YAPILANI KABUL ETMİYORUZ
Avukat Şeker, mahkemenin hukuku çiğneyen bir karar verdiğini, ses kayıtlarının SEGBİS ile kayıt altına alınmasını istediklerini ancak bunun reddedildiğini belirterek, sürecin Avrupa İnsan Hakları Mahkemesi’ne kadar uzanabileceğini ifade etti. “Bu yapılanı kesinlikle kabul etmiyoruz. İlgili heyet hakkında görevi kötüye kullanmaktan ve resmi belgede sahtecilikten suç duyurusunda bulundum. HSK’ye bildirimde bulunduk. Burada bu tutanakların hepsiyle, duruşma salonundaki bütün tanıklarla, imzalarla birlikte o şikayete ek yapacağız.” diye konuştu.
Nourtani’nin eşi Qamer Gül Meliki, mahkemede kim ne dediyse hepsinin yazıldığını ancak kendisinin susturulduğunu belirtti. “Söz hakkı bile vermediler bana. Mahkemeye boşuna geldiğimi düşünüyorum. Kaç kez para teklif ettiler ama kabul etmedik. ‘Mahkememiz onların hakkını verir.’ dedik. Hakkımı hiçbir zaman helal etmiyorum. Benim hayatım bozuldu. İki hastam var. Geçici bir hastalık değil. Onlar hayatı boyunca bu hastalığı taşırlar. Babalarına ihtiyaçları vardı, artık babaları da yok. Benim hayatımı mahvettiler, aynısı onların başına gelir elbet.” dedi.
DEM Parti İstanbul Milletvekili Özgül Saki de Nourtani’nin Taliban rejiminden bu ülkeye sığındığını, ailesinin geçimi için madende çalışmaya başladığını ve katledildiğinin sabit olduğunu vurguladı.
NE OLMUŞTU?
Zonguldak’ta Kırat Mahallesi’nde yol kenarındaki ormanlık alanda 10 Kasım 2023’te yanmış halde bulunan cesedin, 3 çocuk babası Afganistan uyruklu Vezir Mohammad Nourtani’ye (50) ait olduğu belirlenmişti. Soruşturmada ruhsatsız işletildiği iddia edilen maden ocağı sahiplerinin de aralarında bulunduğu 6 şüpheli gözaltına alınmıştı. Zanlılardan A.A, E.G. ve H.K. tutuklanmış, E.D, A.Ç. ve S.K. adli kontrol şartıyla serbest bırakılmıştı.

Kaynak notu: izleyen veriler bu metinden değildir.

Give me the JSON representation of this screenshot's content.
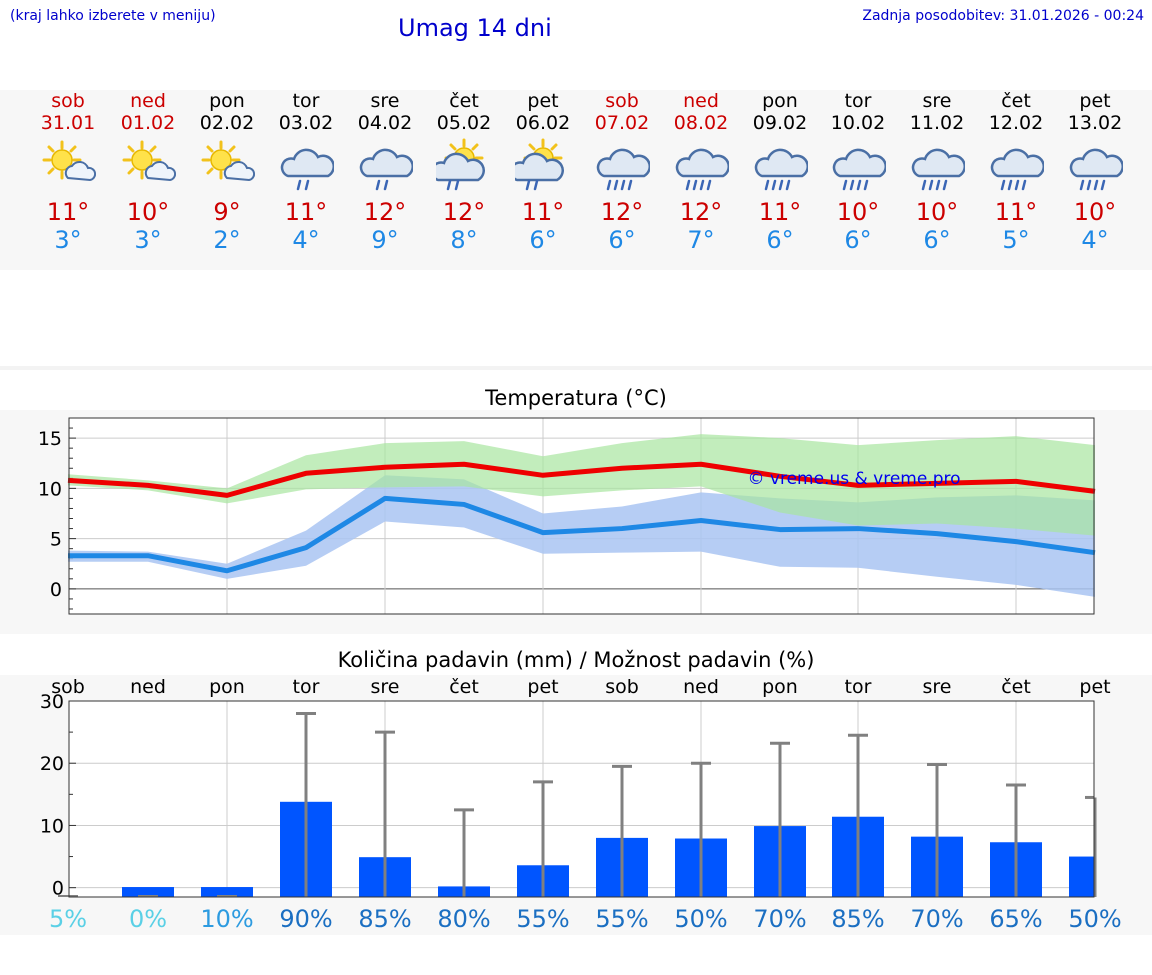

Ruhsatsız ocakta çalıştığı öne sürülen Nourtani’nin, iş sırasında fenalaşıp hareketsiz kaldığı ve buradan araçla ormana götürülüp benzin dökülerek yakıldığı iddia edilmişti. Nourtani’nin cesedinin bulunmasından 4 gün önce jandarma ekiplerince, ruhsatsız çalıştırıldığı belirlenen maden ocağının patlayıcıyla kullanılamaz hale getirildiği fakat zanlıların yeni giriş açarak ocağı yeniden faaliyete soktuğu tespit edilmişti.